Understood. Intent is often difficult to robustly convey without being neurotically verbose.
I promise my response was not borne of annoyance. I just got the impression that you wanted to focus credit on the one thing about the A1 SOC which could plausibly attributed to anyone other than Apple. That seemed a stretch, is all.
Unfortunately, I know what you mean. I have a tendency toward verbosity that makes it feel that every time I write a post I'm crafting a treatise that might make the great statesmen of old blush (with the exception that I'm far too stupid to make it as interesting or entertaining).
And yes, intent is difficult to convey through text even if you're afforded a great deal of time and effort.
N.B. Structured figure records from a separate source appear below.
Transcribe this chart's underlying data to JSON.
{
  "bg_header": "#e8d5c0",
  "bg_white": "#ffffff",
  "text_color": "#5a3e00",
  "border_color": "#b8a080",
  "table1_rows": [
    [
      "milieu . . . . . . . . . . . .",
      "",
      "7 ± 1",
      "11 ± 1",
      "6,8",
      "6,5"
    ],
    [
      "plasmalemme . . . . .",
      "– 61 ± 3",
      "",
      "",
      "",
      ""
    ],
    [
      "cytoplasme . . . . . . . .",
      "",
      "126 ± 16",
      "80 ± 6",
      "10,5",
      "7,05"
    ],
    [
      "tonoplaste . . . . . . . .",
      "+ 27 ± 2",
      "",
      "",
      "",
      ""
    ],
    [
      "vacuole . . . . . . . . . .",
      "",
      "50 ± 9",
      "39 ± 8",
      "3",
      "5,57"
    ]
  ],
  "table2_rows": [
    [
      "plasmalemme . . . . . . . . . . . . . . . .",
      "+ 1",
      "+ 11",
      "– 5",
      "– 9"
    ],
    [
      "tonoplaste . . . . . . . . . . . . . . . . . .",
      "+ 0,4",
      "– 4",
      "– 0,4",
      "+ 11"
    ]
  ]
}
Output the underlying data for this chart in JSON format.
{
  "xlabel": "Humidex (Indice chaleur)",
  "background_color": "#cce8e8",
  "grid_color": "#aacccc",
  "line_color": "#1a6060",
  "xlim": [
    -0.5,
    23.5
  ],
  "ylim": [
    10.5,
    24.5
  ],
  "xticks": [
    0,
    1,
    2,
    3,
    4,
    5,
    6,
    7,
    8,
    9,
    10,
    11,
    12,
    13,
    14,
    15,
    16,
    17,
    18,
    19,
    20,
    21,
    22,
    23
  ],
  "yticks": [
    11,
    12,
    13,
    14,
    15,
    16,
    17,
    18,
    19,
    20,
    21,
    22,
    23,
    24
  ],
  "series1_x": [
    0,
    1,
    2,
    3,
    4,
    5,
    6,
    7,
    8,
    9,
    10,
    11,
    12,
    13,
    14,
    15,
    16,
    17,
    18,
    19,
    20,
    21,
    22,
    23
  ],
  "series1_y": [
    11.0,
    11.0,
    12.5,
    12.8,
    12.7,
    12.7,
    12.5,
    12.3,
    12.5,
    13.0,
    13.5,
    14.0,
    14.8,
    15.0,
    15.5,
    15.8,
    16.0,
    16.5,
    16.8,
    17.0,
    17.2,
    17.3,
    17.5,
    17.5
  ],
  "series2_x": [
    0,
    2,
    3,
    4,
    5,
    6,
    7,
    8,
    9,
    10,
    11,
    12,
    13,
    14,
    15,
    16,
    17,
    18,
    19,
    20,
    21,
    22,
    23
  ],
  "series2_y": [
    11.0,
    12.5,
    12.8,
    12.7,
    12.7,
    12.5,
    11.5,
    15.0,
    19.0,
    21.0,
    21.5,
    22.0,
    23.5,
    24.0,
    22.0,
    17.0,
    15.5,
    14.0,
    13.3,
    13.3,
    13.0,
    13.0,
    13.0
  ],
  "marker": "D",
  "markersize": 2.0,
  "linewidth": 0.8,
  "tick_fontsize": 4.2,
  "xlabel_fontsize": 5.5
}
> you wanted to focus credit on the one thing about the A1 SOC
No, not at all. The ML cores and other, err, accessory CPUs they've added are incredibly fascinating. Mostly I was thinking of the ARM portion of the hardware.
Truthfully, I confess that part of my excitement lending itself to ARM is because I genuinely want to see more vendors follow Apple's footsteps and either a) craft their own designs or b) build out ARM-based platforms that will lead toward greater competition in the desktop/laptop markets (or both?). Fortunately, Apple's tendency toward setting market trends gives me some hope that we'll see noteworthy contributions that embarrass x86 and upend the idiotic convention that I think M1 has finally broken. Namely that you can have a chip that works on an incredibly tiny power budget or you can have performance. Apple's proven we can have both, and I think that's a good step forward. It excites me that we may actually see viable competition this decade, and if we do, I'll absolutely credit Apple with upending conventional wisdom and proving that our fixation on x86 for "performance" was myopic and unnecessary.
Maybe that explains my reasoning a bit more. At the expense of being unnecessarily verbose (though you may appreciate that). :)
Also, I owe you an apology. I wrote my reply out of some frustration last night. Regrettably I allowed myself to get sucked into a "discussion" with someone I didn't know was an antivaxxer until I realized their refusal to listen to an explanation of microbiology wasn't born out of lack of interest but rather suspicion. When I saw your post, I genuinely believe I unfairly took some of that frustration out on you. I'm truly sorry about that.
The explanation is appreciated. We’re all human and passions drive us in weird, occasionally unpredictable ways. I’m undoubtedly as guilty of it as anyone.
> We’re all human and passions drive us in weird, occasionally unpredictable ways.
Very true. It's just our nature, and we're all fallible beings in some way or another. Lord knows I'm at the top of the fallibility list.
> I’m undoubtedly as guilty of it as anyone.
I am as well; more than most, in fact.
> Also, fuck those anti-vaxxers.
Agreed!
I didn't realize that was their opinion at the time, so I shared a bunch of medical literature in the hopes of supporting my argument. What I didn't realize was their opinion of any supporting evidence was dismissed as clearly "paid for" by, uh, $LARGE_FACELESS_ENTITY.
While I'm sure that's true in some cases, the mRNA COVID vaccines are fascinating because the principle has been around since 1989. I'm hoping it works, not specifically because of SARS-CoV-2, but because it shows some possibility as an anti-cancer vaccine. We just need to prove the delivery mechanism is functional.
I really want it to work so that we can manage or eliminate other diseases as well. I think that's why I was so frustrated/disappointed.
I promise my response was not borne of annoyance. I just got the impression that you wanted to focus credit on the one thing about the A1 SOC which could plausibly attributed to anyone other than Apple. That seemed a stretch, is all.